The Spider Garden graphic novel series, written and drawn by Manning, currently consists of four volumes in the following order: The Spider Garden (1995), Hydrophidian (1996), In A Metal Web (2004), and In A Metal Web II (2004).

===Publication history===
The first volume of the Spider Garden series was originally produced under contract for Kevin Eastman's Tundra Publishing line. After Manning was released from his contract with Tundra in 1994, The Spider Garden became the inaugural book in NBM Publishing's Amerotica line with the three subsequent volumes in the series also appearing under the NBM/Amerotica imprint.
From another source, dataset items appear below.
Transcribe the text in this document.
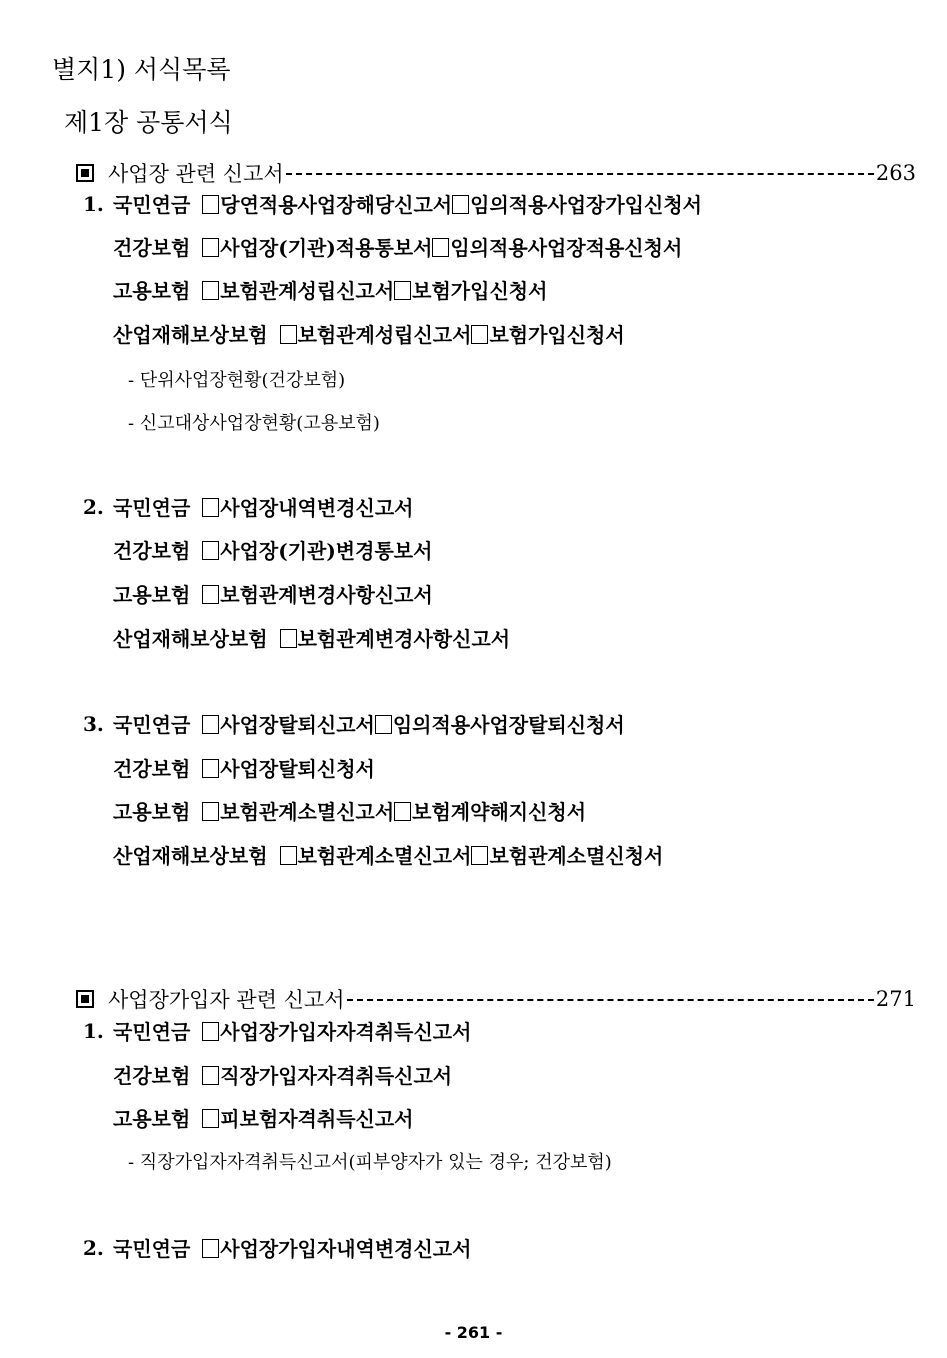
별지1) 서식목록
제1장 공통서식
사업장 관련 신고서	263
1. 국민연금 당연적용사업장해당신고서 임의적용사업장가입신청서
건강보험 사업장(기관)적용통보서 임의적용사업장적용신청서
고용보험 보험관계성립신고서 보험가입신청서
산업재해보상보험 보험관계성립신고서 보험가입신청서
- 단위사업장현황(건강보험)
- 신고대상사업장현황(고용보험)
2. 국민연금 사업장내역변경신고서
건강보험 사업장(기관)변경통보서
고용보험 보험관계변경사항신고서
산업재해보상보험 보험관계변경사항신고서
3. 국민연금 사업장탈퇴신고서 임의적용사업장탈퇴신청서
건강보험 사업장탈퇴신청서
고용보험 보험관계소멸신고서 보험계약해지신청서
산업재해보상보험 보험관계소멸신고서 보험관계소멸신청서
사업장가입자 관련 신고서	271
1. 국민연금 사업장가입자자격취득신고서
건강보험 직장가입자자격취득신고서
고용보험 피보험자격취득신고서
- 직장가입자자격취득신고서(피부양자가 있는 경우; 건강보험)
2. 국민연금 사업장가입자내역변경신고서
- 261 -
An Italian language edition of the first volume was published by Phoenix Erotica in 1999, followed by French and Italian language editions from BD Érogéne in 2000.

===Plot===
Set in a futuristic, matriarchal world of warring clans which vaguely recalls feudal-era Japanese culture, the action centers on the eponymous Spider Garden, a palace-fortress populated by concubines, human pets, and the spider-like automata who give the Garden its name. The Garden's ruler is Shaalis the Sacred Androgyne, a seemingly immortal hermaphrodite who is referred to by the pronouns 'Hir' and 'S/He' (pronounced as "her" and "she" respectively) to denote Hir multi-gendered status.
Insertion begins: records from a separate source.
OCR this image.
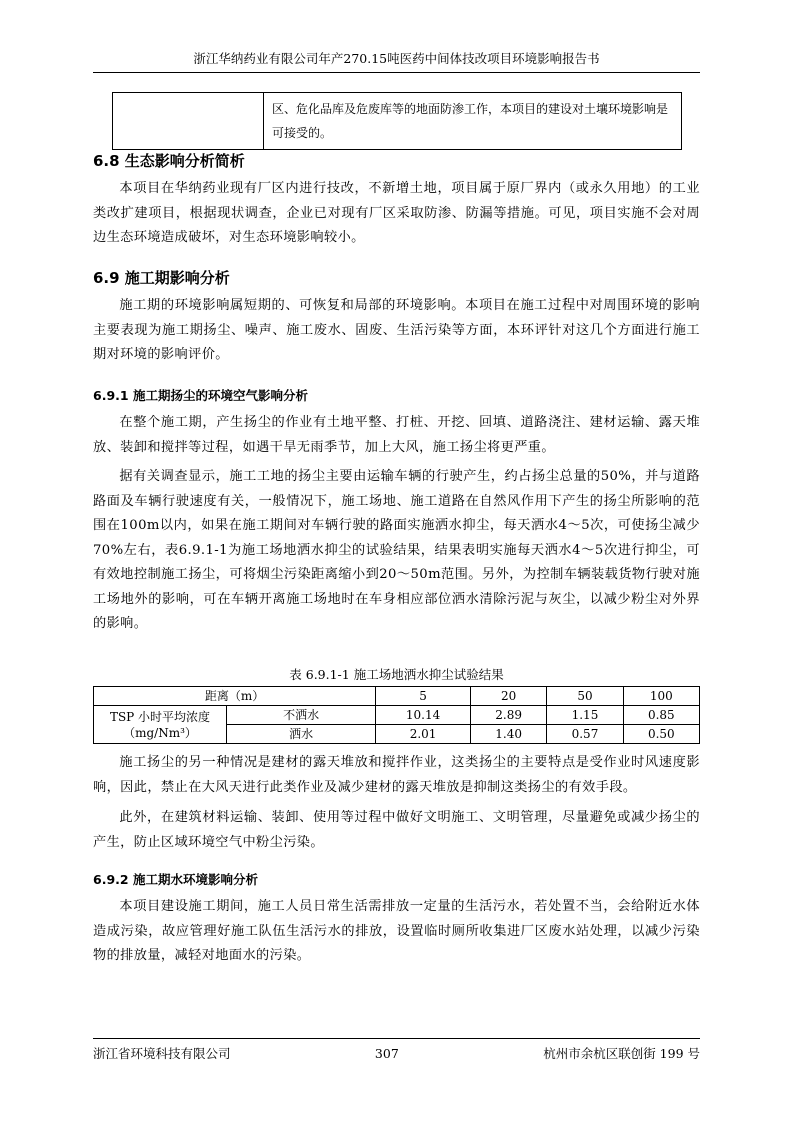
浙江华纳药业有限公司年产270.15吨医药中间体技改项目环境影响报告书
	区、危化品库及危废库等的地面防渗工作，本项目的建设对土壤环境影响是可接受的。
6.8 生态影响分析简析

本项目在华纳药业现有厂区内进行技改，不新增土地，项目属于原厂界内（或永久用地）的工业类改扩建项目，根据现状调查，企业已对现有厂区采取防渗、防漏等措施。可见，项目实施不会对周边生态环境造成破坏，对生态环境影响较小。

6.9 施工期影响分析

施工期的环境影响属短期的、可恢复和局部的环境影响。本项目在施工过程中对周围环境的影响主要表现为施工期扬尘、噪声、施工废水、固废、生活污染等方面，本环评针对这几个方面进行施工期对环境的影响评价。

6.9.1 施工期扬尘的环境空气影响分析

在整个施工期，产生扬尘的作业有土地平整、打桩、开挖、回填、道路浇注、建材运输、露天堆放、装卸和搅拌等过程，如遇干旱无雨季节，加上大风，施工扬尘将更严重。

据有关调查显示，施工工地的扬尘主要由运输车辆的行驶产生，约占扬尘总量的50%，并与道路路面及车辆行驶速度有关，一般情况下，施工场地、施工道路在自然风作用下产生的扬尘所影响的范围在100m以内，如果在施工期间对车辆行驶的路面实施洒水抑尘，每天洒水4～5次，可使扬尘减少70%左右，表6.9.1-1为施工场地洒水抑尘的试验结果，结果表明实施每天洒水4～5次进行抑尘，可有效地控制施工扬尘，可将烟尘污染距离缩小到20～50m范围。另外，为控制车辆装载货物行驶对施工场地外的影响，可在车辆开离施工场地时在车身相应部位洒水清除污泥与灰尘，以减少粉尘对外界的影响。

表 6.9.1-1 施工场地洒水抑尘试验结果
距离（m）		5	20	50	100
TSP 小时平均浓度
（mg/Nm³）	不洒水	10.14	2.89	1.15	0.85
	洒水	2.01	1.40	0.57	0.50

施工扬尘的另一种情况是建材的露天堆放和搅拌作业，这类扬尘的主要特点是受作业时风速度影响，因此，禁止在大风天进行此类作业及减少建材的露天堆放是抑制这类扬尘的有效手段。

此外，在建筑材料运输、装卸、使用等过程中做好文明施工、文明管理，尽量避免或减少扬尘的产生，防止区域环境空气中粉尘污染。

6.9.2 施工期水环境影响分析

本项目建设施工期间，施工人员日常生活需排放一定量的生活污水，若处置不当，会给附近水体造成污染，故应管理好施工队伍生活污水的排放，设置临时厕所收集进厂区废水站处理，以减少污染物的排放量，减轻对地面水的污染。

浙江省环境科技有限公司	307	杭州市余杭区联创街 199 号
The main plot follows the socio-political intrigues between Shaalis' Metal Spider Clan and the Serpentine Sisters, Squamata and Lichurna - incestuous twins who command the rival Water Serpent Clan which is based in an aquatic palace, Hydrophidian. Caught in the middle are former lovers Sasaya Nijan, a female courtesan who enters service in the Spider Garden in order to settle a gambling debt, and Lord Verio, head of the Double Ibis Clan who, following a failed assassination attempt on the Sacred Androgyne, finds himself deposed and forced into an alliance with the Serpentine Sisters.

Also appearing in the story are the Tengu, a non-human race of horse-like bipeds. Inspired by but not identical to the tengu of Japanese legend, it is implied that these creatures once held humanity in bondage in the distant past.